Hey Prabhu: the TV show treating PE with humour and relatability

In Hey Prabhu 2, the main character breaks with taboo and talks openly about his premature ejaculation.

Rajat Barmecha in Hey Prabhu 2

When I check the analytics for this blog, it intrigues me that so many visitors come from India. If you are one of them, welcome – this post has something for you.

A reader from Mumbai got in touch to tell me about the ground-breaking TV show Hey Prabhu 2. This comedy drama tells the story of Tarun, a young social media influencer with a tendency to over-share.

And what makes this show ground-breaking? Amongst Tarun’s daily difficulties with work, finances and tricky relationships, he also has to contend with premature ejaculation.

After a few awkward episodes in the bedroom, Tarun confides in his friend Sikka who responds in typical male fashion: laughter and teasing.

But Sikka does persuade Tarun to take his worries to a sex therapist. Like the bright young millennial that he is, Tarun opens up and gets to work on overcoming the problem.

Parul Gulati in Hey Prabhu 2

It’s refreshing to see a mainstream show cover topics like this, openly and without prejudice. Especially in a country where sexual difficulties are widely considered taboo.

Dev Dutt, a member of the Hey Prabhu cast, sees it like this:

People in our society are still very narrow minded when it comes to speaking about issues related to sex life. Sex is the most natural thing there is and still considered as taboo. The root cause of this is lack of sex education in our country. That’s why be it men or women they have become so cautious to even admit to themselves about their problems.

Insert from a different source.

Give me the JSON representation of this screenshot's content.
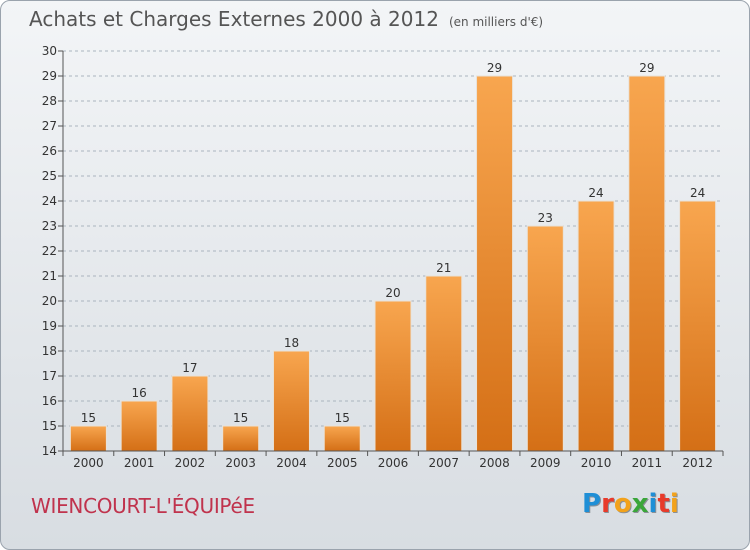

I think people could be more vocal when it comes to discussing and talking about issues related to sex, at least there should not be any hesitation approaching specialists or doctors for the same.

Dev Dutt

In a recent Times of India blog post, another young writer expressed frustration at legacy attitudes towards sex. He explained that informed conversation about sexual intercourse, and all the pressures and expectations around it, is often shut down as immoral and humiliating.

Yakking and even expressing about one’s own sexuality and sexual orientation is given the tag of vulgarity and shamefulness. This petrification often compels young adults to suppress their needs and desires.

Dhruv Krishna

For exactly these reasons, young adults feel alone with the problems they encounter too. Dr Gautam Banga, a consultant in New Delhi, says erectile dysfunction is considered taboo because people don’t see it as a medical disorder but as sexual incompetence. Premature ejaculation (often called premature ejection in India) carries the same stigma.

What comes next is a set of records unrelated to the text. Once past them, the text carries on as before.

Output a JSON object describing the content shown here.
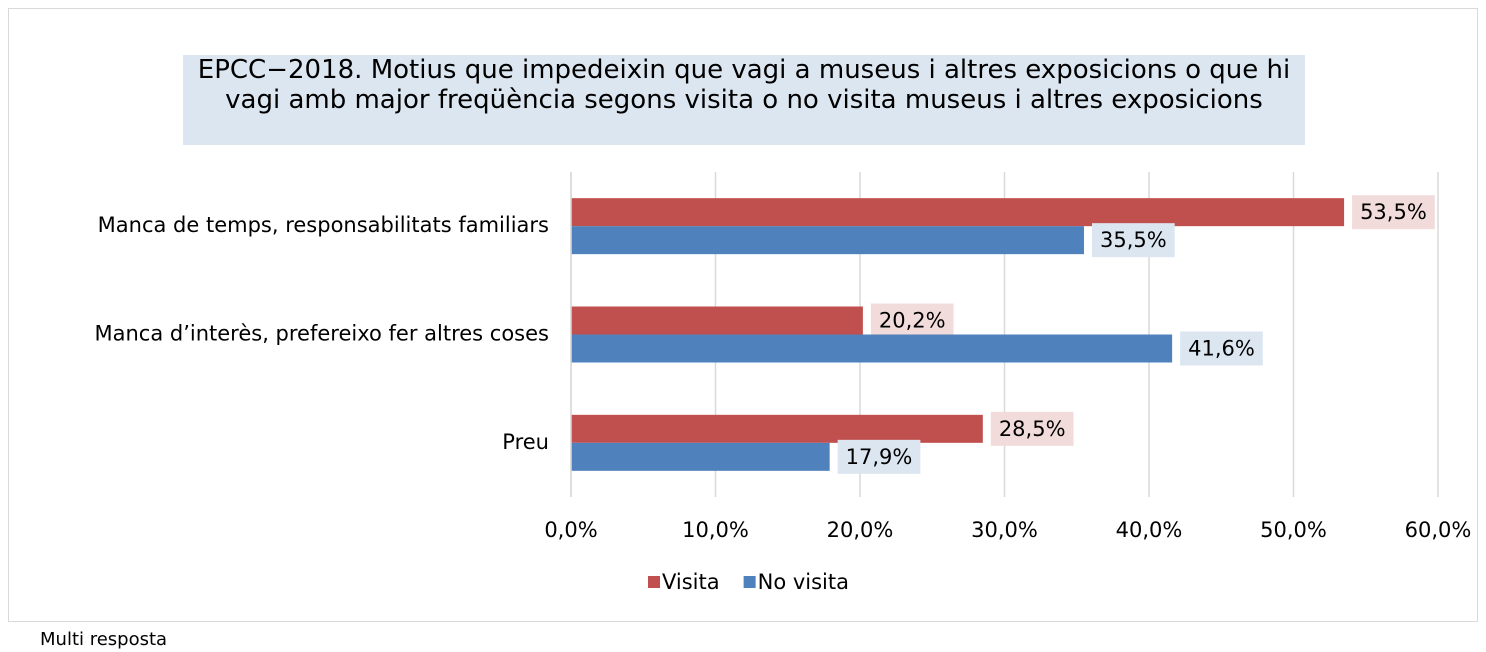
{
  "chart_data": {
    "type": "hbar",
    "title": "EPCC−2018. Motius que impedeixin que vagi a museus i altres exposicions o que hi vagi amb major freqüència segons visita o no visita museus i altres exposicions",
    "categories": [
      "Manca de temps, responsabilitats familiars",
      "Manca d’interès, prefereixo fer altres coses",
      "Preu"
    ],
    "series": [
      {
        "name": "Visita",
        "color": "#c0504d",
        "label_bg": "#f2dcdb",
        "values": [
          53.5,
          20.2,
          28.5
        ],
        "value_labels": [
          "53,5%",
          "20,2%",
          "28,5%"
        ]
      },
      {
        "name": "No visita",
        "color": "#4f81bd",
        "label_bg": "#dce6f1",
        "values": [
          35.5,
          41.6,
          17.9
        ],
        "value_labels": [
          "35,5%",
          "41,6%",
          "17,9%"
        ]
      }
    ],
    "xlim": [
      0,
      60
    ],
    "xticks": [
      {
        "value": 0,
        "label": "0,0%"
      },
      {
        "value": 10,
        "label": "10,0%"
      },
      {
        "value": 20,
        "label": "20,0%"
      },
      {
        "value": 30,
        "label": "30,0%"
      },
      {
        "value": 40,
        "label": "40,0%"
      },
      {
        "value": 50,
        "label": "50,0%"
      },
      {
        "value": 60,
        "label": "60,0%"
      }
    ],
    "grid": true,
    "legend": "bottom",
    "note": "Multi resposta"
  }
}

Here in the UK, we’re still familiar with such attitudes. Guys who struggle with premature ejaculation and erectile dysfunction would benefit from more positive and relatable treatment in the media.

It’s refreshing to remind ourselves that millennials experience these issues and all the insecurities around them too. With internet porn providing their sex education, young people might be more susceptible to performance anxiety in the bedroom.

More young people share their personal lives on social media, but feel pressure to gloss everything as perfect and positive. Tarun excels at this too, but we get to see the flipside of his life. We need more Taruns on our screens.

It’s healthy to maintain a sense of humour about these things, and shows like this demonstrate that it can be applied without sniggering and shaming.

I don’t speak Hindi, but it’s clear from the few clips I’ve seen that Hey Pradhu 2 has an upfront style. This is brave and refreshing TV. Netflix and Amazon please take note.

Watch Hey Prabhu 2 on MX Player if your region allows it.